How do you fill a heart broken from loss. In this case we filled it with a soft, little black kitty. His name is Arrow.
My son's devastation from the loss of our cat Tupelo, was more than he could bare. The emptiness in my own heart was so heavy, I could no longer be without a cat. To me, and now I know, my son too, a home with out a cat, is a home without a soul.
I was deeply touched that Patrick had become so attached to Tupelo. She was already 4 and half years old when he was born. By the time he was old enough to pay any attention to her she was a senior citizen. Then she got sick and lived with kidney disease for several years before she died. She was one of those rare beings that did nothing but love. No mischief, no wrecking the furniture, always using the liter box. When she got to weak to climb into our laps or jump onto the bed, we picked her up. She radiated warmth and giving until the end.
After a week and a half of missing her terribly, we decided to get a new kitty. He had been at the shelter for 2 months. He was brought in as a stray. Patrick was immediately taken by him. That was all I needed to lay down the fee for his up keep and bring him home. I told Patrick that he could pick a name for the new kitty. He thought of several, Duster, Ninja, Jet but, finally settled on Arrow. He said, because when the kitty runs he goes as straight as an arrow. Then, of course, I thought of the song Me And My Arrow.

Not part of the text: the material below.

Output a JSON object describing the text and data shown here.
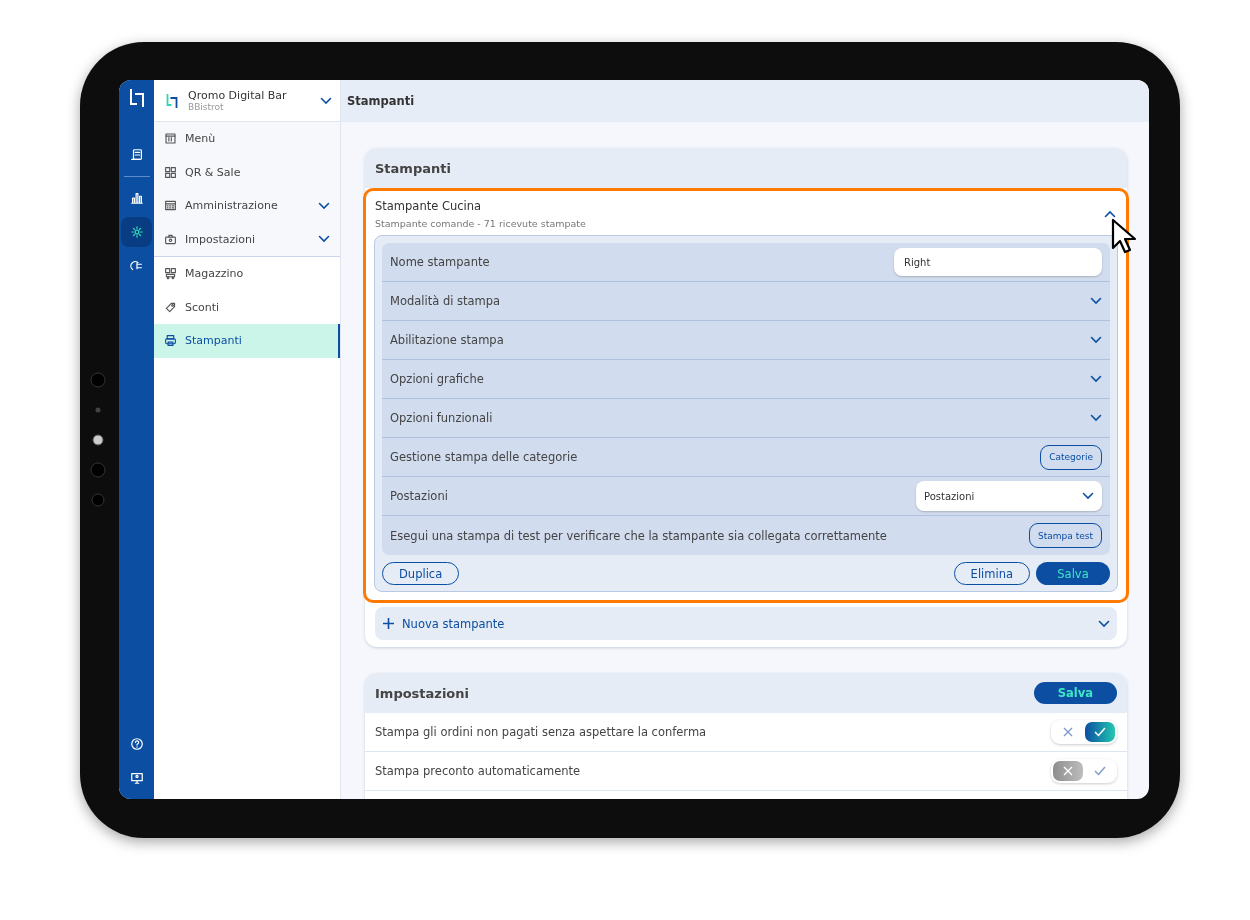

It has been so long since I had a kitten in the house I forgot somewhat, what to expect. Lots of racing around, day and night. Lots of tipped over waste paper baskets. Tissues shredded and strewn everywhere. Lots of needing to be picked up and loved, lots of lap time, too. All worth it. Arrow has become a member of the family. Patrick has thanked me 20-30 times for getting him a new kitty. I am grateful for getting the new kitty. He has brought soul back to our home. Thank you Arrow.